Confidentiality & Privacy Issues
- Protection of health information is an important confidentiality issue. Medical records contain some of the most sensitive information that exists about an individual. Doctors, hospitals and laboratories that maintain medical records must follow the Health Insurance Portability and Accountability Act. HIPAA requires these providers to notify patients about their privacy practices. Unfortunately, according to a Fox News interview with a representative from Patient Privacy Rights, many patients don't read the privacy notice before they sign it. As a consequence, patients may unwittingly give their doctors and insurance companies permission to sell their information.

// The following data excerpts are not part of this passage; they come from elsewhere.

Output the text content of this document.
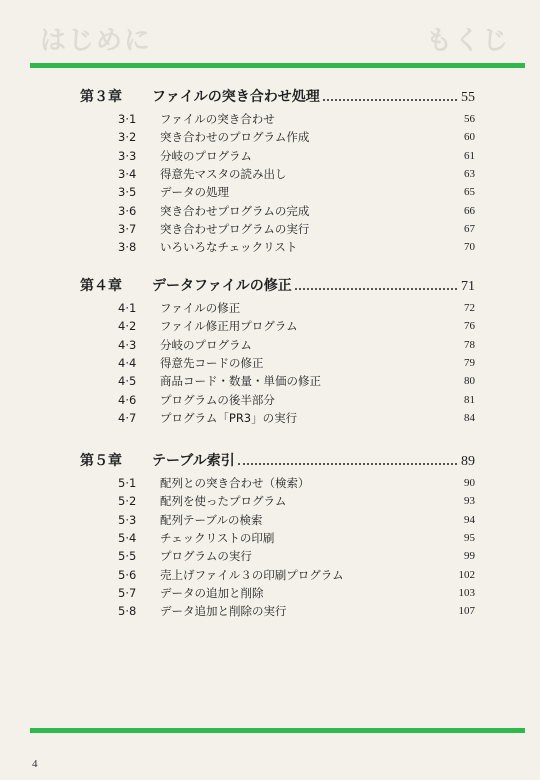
はじめに	もくじ
第３章	ファイルの突き合わせ処理	55
3·1	ファイルの突き合わせ	56
3·2	突き合わせのプログラム作成	60
3·3	分岐のプログラム	61
3·4	得意先マスタの読み出し	63
3·5	データの処理	65
3·6	突き合わせプログラムの完成	66
3·7	突き合わせプログラムの実行	67
3·8	いろいろなチェックリスト	70
第４章	データファイルの修正	71
4·1	ファイルの修正	72
4·2	ファイル修正用プログラム	76
4·3	分岐のプログラム	78
4·4	得意先コードの修正	79
4·5	商品コード・数量・単価の修正	80
4·6	プログラムの後半部分	81
4·7	プログラム「PR3」の実行	84
第５章	テーブル索引	89
5·1	配列との突き合わせ（検索）	90
5·2	配列を使ったプログラム	93
5·3	配列テーブルの検索	94
5·4	チェックリストの印刷	95
5·5	プログラムの実行	99
5·6	売上げファイル３の印刷プログラム	102
5·7	データの追加と削除	103
5·8	データ追加と削除の実行	107
4
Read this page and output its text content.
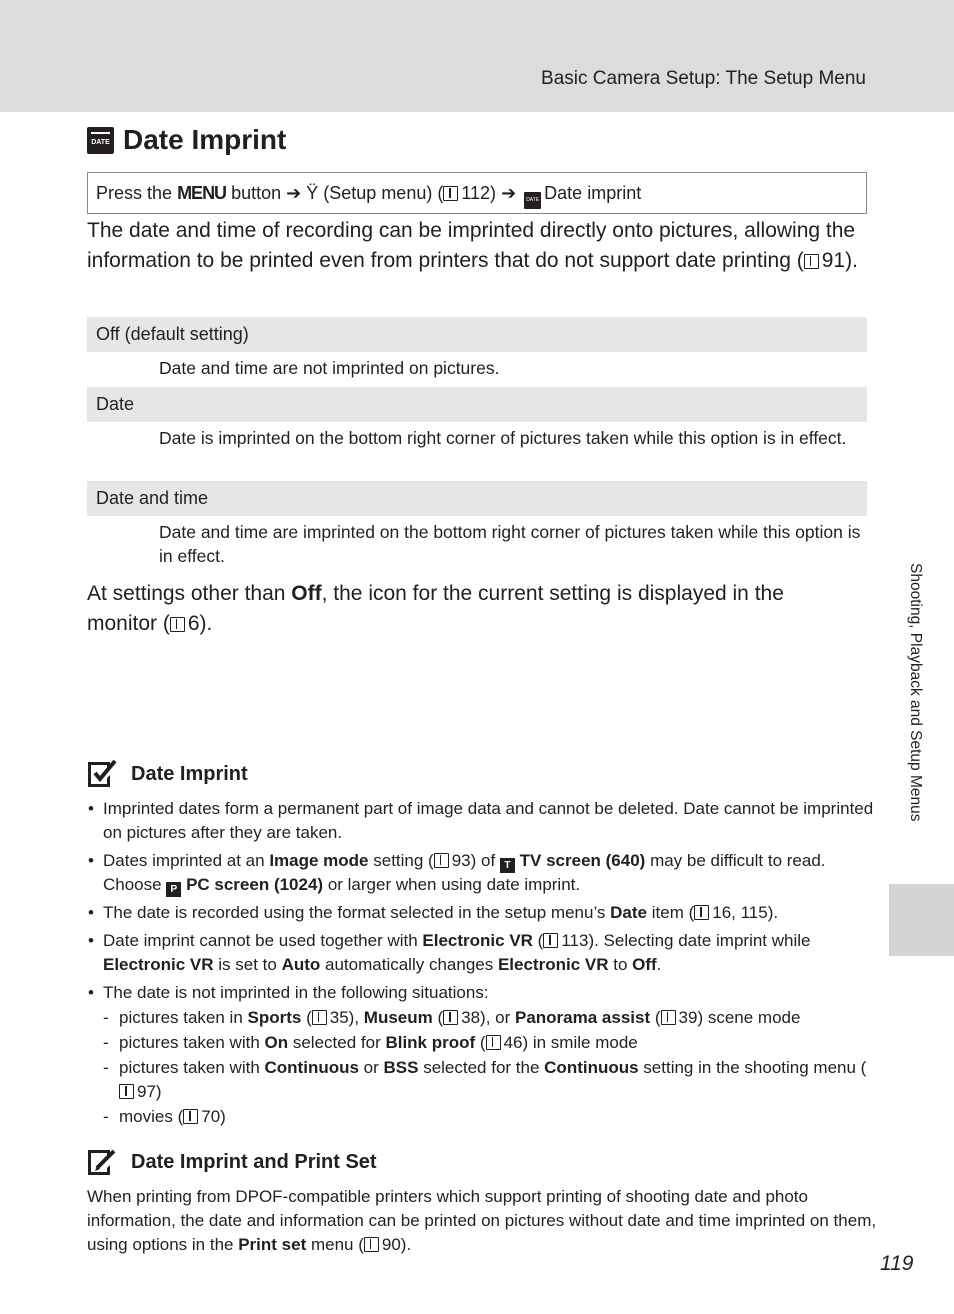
Basic Camera Setup: The Setup Menu
DATE Date Imprint
Press the MENU button ➔ Ÿ (Setup menu) ( 112) ➔ DATE Date imprint
The date and time of recording can be imprinted directly onto pictures, allowing the information to be printed even from printers that do not support date printing ( 91).
Off (default setting)
Date and time are not imprinted on pictures.
Date
Date is imprinted on the bottom right corner of pictures taken while this option is in effect.
Date and time
Date and time are imprinted on the bottom right corner of pictures taken while this option is in effect.
At settings other than Off, the icon for the current setting is displayed in the monitor ( 6).
Date Imprint
• Imprinted dates form a permanent part of image data and cannot be deleted. Date cannot be imprinted on pictures after they are taken.
• Dates imprinted at an Image mode setting ( 93) of T TV screen (640) may be difficult to read. Choose P PC screen (1024) or larger when using date imprint.
• The date is recorded using the format selected in the setup menu’s Date item ( 16, 115).
• Date imprint cannot be used together with Electronic VR ( 113). Selecting date imprint while Electronic VR is set to Auto automatically changes Electronic VR to Off.
• The date is not imprinted in the following situations:
- pictures taken in Sports ( 35), Museum ( 38), or Panorama assist ( 39) scene mode
- pictures taken with On selected for Blink proof ( 46) in smile mode
- pictures taken with Continuous or BSS selected for the Continuous setting in the shooting menu (97)
- movies ( 70)
Date Imprint and Print Set
When printing from DPOF-compatible printers which support printing of shooting date and photo information, the date and information can be printed on pictures without date and time imprinted on them, using options in the Print set menu ( 90).
Shooting, Playback and Setup Menus
119
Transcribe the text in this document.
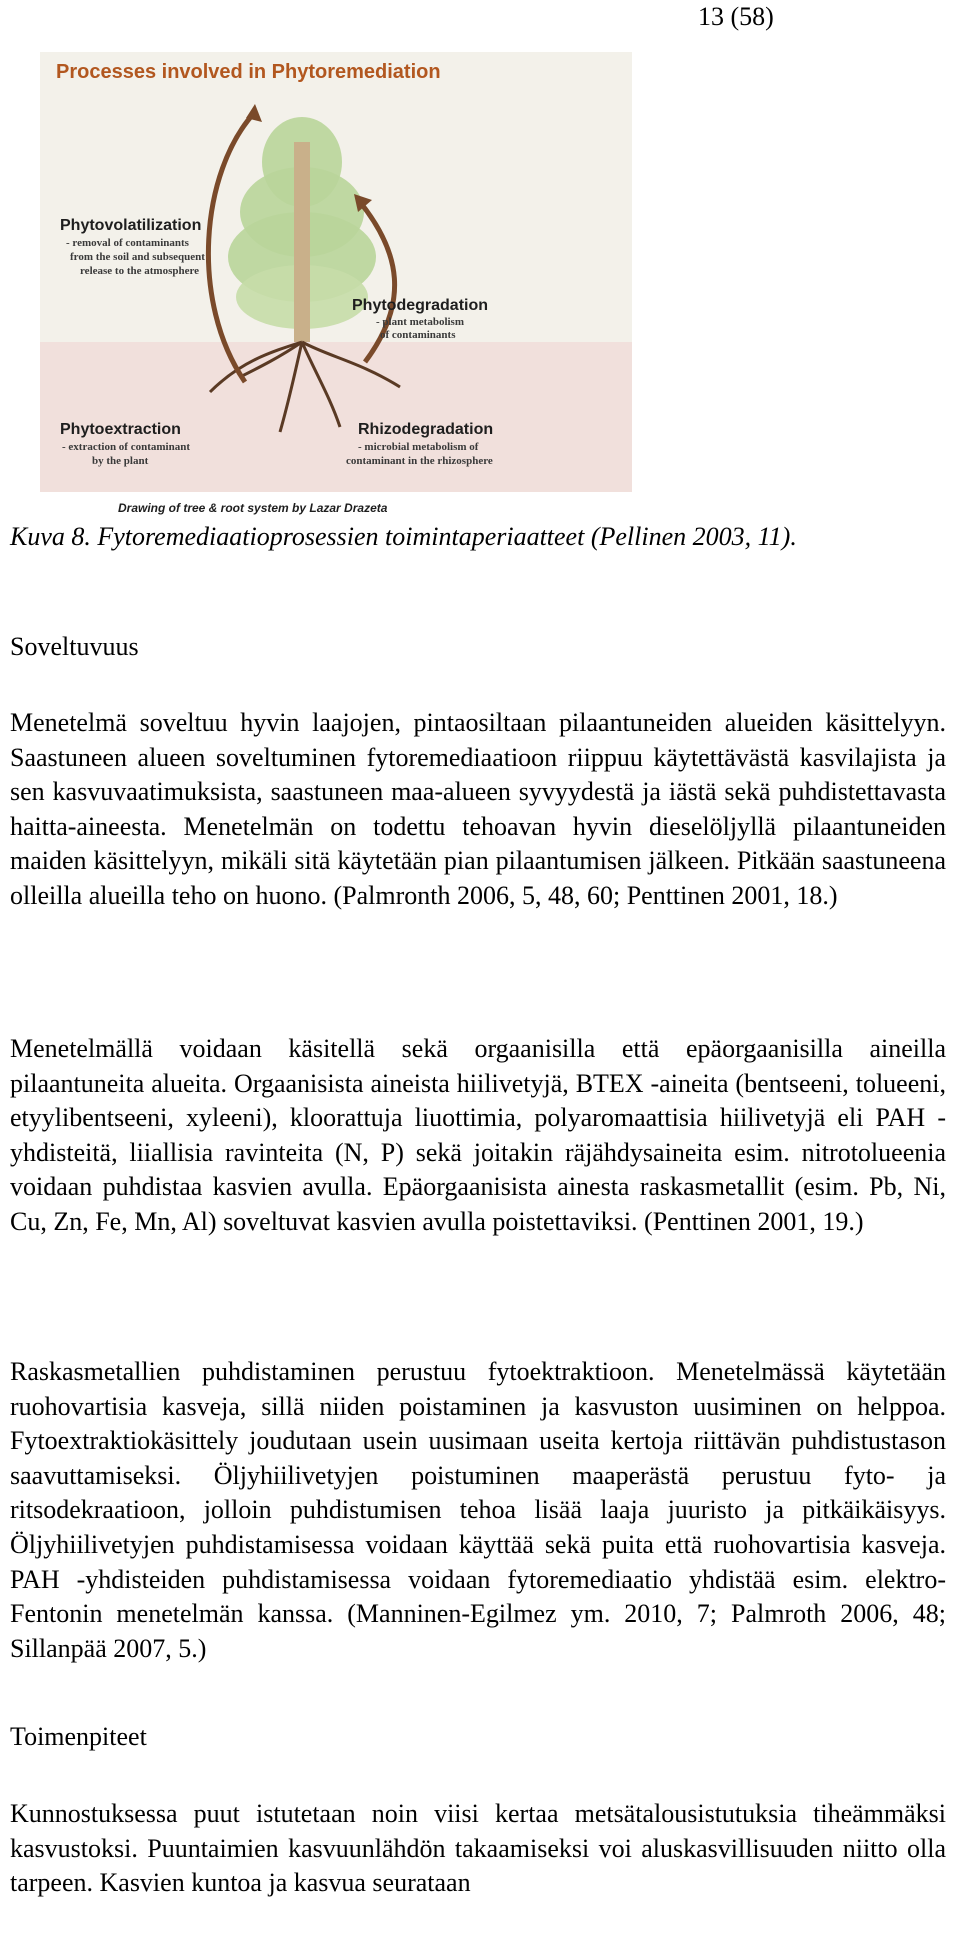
13 (58)
Processes involved in Phytoremediation
Phytovolatilization
- removal of contaminants
from the soil and subsequent
release to the atmosphere
Phytodegradation
- plant metabolism
of contaminants
Phytoextraction
- extraction of contaminant
by the plant
Rhizodegradation
- microbial metabolism of
contaminant in the rhizosphere
Drawing of tree & root system by Lazar Drazeta
Kuva 8. Fytoremediaatioprosessien toimintaperiaatteet (Pellinen 2003, 11).

Soveltuvuus

Menetelmä soveltuu hyvin laajojen, pintaosiltaan pilaantuneiden alueiden käsittelyyn. Saastuneen alueen soveltuminen fytoremediaatioon riippuu käytettävästä kasvilajista ja sen kasvuvaatimuksista, saastuneen maa-alueen syvyydestä ja iästä sekä puhdistettavasta haitta-aineesta. Menetelmän on todettu tehoavan hyvin dieselöljyllä pilaantuneiden maiden käsittelyyn, mikäli sitä käytetään pian pilaantumisen jälkeen. Pitkään saastuneena olleilla alueilla teho on huono. (Palmronth 2006, 5, 48, 60; Penttinen 2001, 18.)

Menetelmällä voidaan käsitellä sekä orgaanisilla että epäorgaanisilla aineilla pilaantuneita alueita. Orgaanisista aineista hiilivetyjä, BTEX -aineita (bentseeni, tolueeni, etyylibentseeni, xyleeni), kloorattuja liuottimia, polyaromaattisia hiilivetyjä eli PAH -yhdisteitä, liiallisia ravinteita (N, P) sekä joitakin räjähdysaineita esim. nitrotolueenia voidaan puhdistaa kasvien avulla. Epäorgaanisista ainesta raskasmetallit (esim. Pb, Ni, Cu, Zn, Fe, Mn, Al) soveltuvat kasvien avulla poistettaviksi. (Penttinen 2001, 19.)

Raskasmetallien puhdistaminen perustuu fytoektraktioon. Menetelmässä käytetään ruohovartisia kasveja, sillä niiden poistaminen ja kasvuston uusiminen on helppoa. Fytoextraktiokäsittely joudutaan usein uusimaan useita kertoja riittävän puhdistustason saavuttamiseksi. Öljyhiilivetyjen poistuminen maaperästä perustuu fyto- ja ritsodekraatioon, jolloin puhdistumisen tehoa lisää laaja juuristo ja pitkäikäisyys. Öljyhiilivetyjen puhdistamisessa voidaan käyttää sekä puita että ruohovartisia kasveja. PAH -yhdisteiden puhdistamisessa voidaan fytoremediaatio yhdistää esim. elektro-Fentonin menetelmän kanssa. (Manninen-Egilmez ym. 2010, 7; Palmroth 2006, 48; Sillanpää 2007, 5.)

Toimenpiteet

Kunnostuksessa puut istutetaan noin viisi kertaa metsätalousistutuksia tiheämmäksi kasvustoksi. Puuntaimien kasvuunlähdön takaamiseksi voi aluskasvillisuuden niitto olla tarpeen. Kasvien kuntoa ja kasvua seurataan
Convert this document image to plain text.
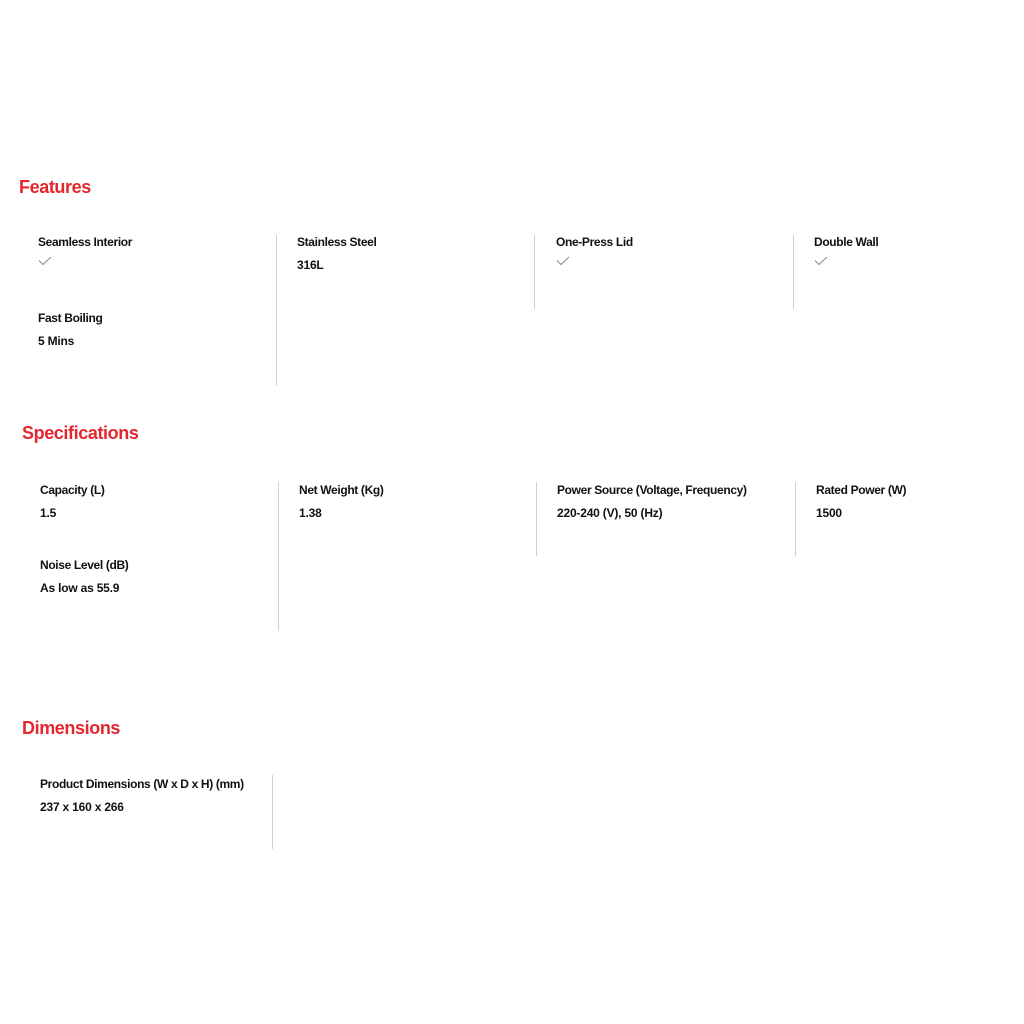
Features
Seamless Interior	Stainless Steel
316L
One-Press Lid	Double Wall
Fast Boiling
5 Mins
Specifications
Capacity (L)
1.5
Net Weight (Kg)
1.38
Power Source (Voltage, Frequency)
220-240 (V), 50 (Hz)
Rated Power (W)
1500
Noise Level (dB)
As low as 55.9
Dimensions
Product Dimensions (W x D x H) (mm)
237 x 160 x 266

- Perhaps a consumer's greatest confidentiality fear is that someone will steal and misuse his credit card information. In a 2002 breach, computer hackers stole credit and debit card records of 45.7 million customers of retailer T.J. Maxx. Police in Florida charged six people with fraud for using credit card numbers thought to have been obtained in the breach to buy $1 million in merchandise. In addition to spending time and resources to protect their credit rating, the Identity Theft Resource Center reports that victims of identity theft experience feelings of dread, rage and helplessness.
- A significant privacy issue facing individuals today is the ease of publishing pictures and videos on the Internet. Mobile device users can take pictures and videos of the people around them without obtaining their consent, and share the images on the Internet. The results can be embarrassing and surprising. In June 2009, CNN reported that an American woman discovered that a shop in Czechoslovakia had used a photo of her family from a social networking site as an advertisement in its storefront window. Many individuals will never know that their images have been published or used without their permission.
- Privacy issues surround the Transportation Security Administration's use of full-body X-ray scanners in airports around the United States. The machines "see through" clothing, displaying an image of the passenger's naked body to screeners. TSA says it does not retain the images, but critics question the assertion. Many passengers have opted to undergo an invasive pat-down search rather than pass through the so-called "naked strip search machine."